14 de junio de 2020

La invención de Morel: el tedio y la duda del encierro

La invención de Morel, Adolfo Bioy Casares
Buscaba en los días de cuarentena del coronavirus un lugar donde estacionar mi mente en el fastidio de noches en que la casa iba de ser lugar de trabajo a lugar de descanso, a lugar de recreo, a lugar de trabajo, cuando tomé un libro al azar de la pila sin leer. De pronto estuve en una isla con un hombre que se escondía “en los bajos del sur, entre plantas acuáticas, indignado por los mosquitos, con el mar o sucios arroyos hasta la cintura”.

Este hilo narrativo prometía el tipo de escape que buscaba después de ver las mismas paredes, día y noche, noche y día. 

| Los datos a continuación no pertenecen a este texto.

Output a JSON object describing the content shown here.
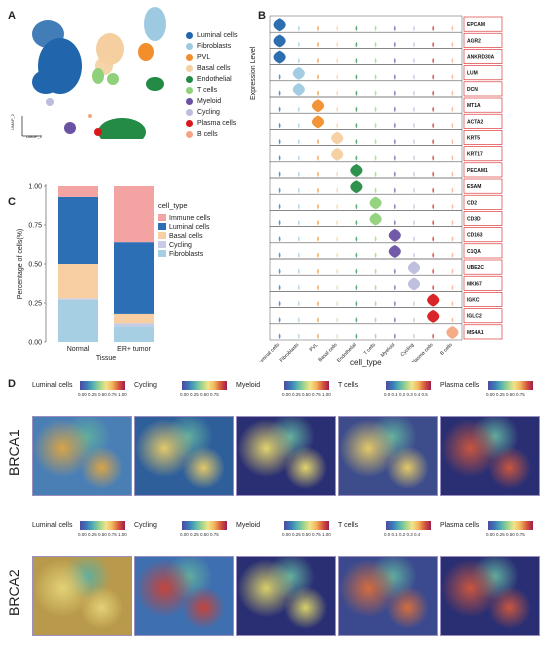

Estaba leyendo La invención de Morel, de Adolfo Bioy Casares, un autor de quien sabía vagamente por su conexión con Jorge Luis Borges y cuyo libro tenía en lista sin ninguna urgencia. Había llegado el momento apropiado para esta historia que no me prometía mucho más que entretenimiento, un hombre “condenado injustamente” se ocultaba en una isla que ni siquiera él mismo conocía muy bien: “Creo que esta isla se llama Villings y que pertenece al archipiélago de Las Ellice”, decía en una parte.

A esa isla habían llegado unos extraños, aparentemente franceses, que irrumpían en su soledad de fugitivo, tomaban posesión de una especie de mansión abandonada donde él se había alojado y generaban en él—nunca nos dijo su nombre—el temor de la captura.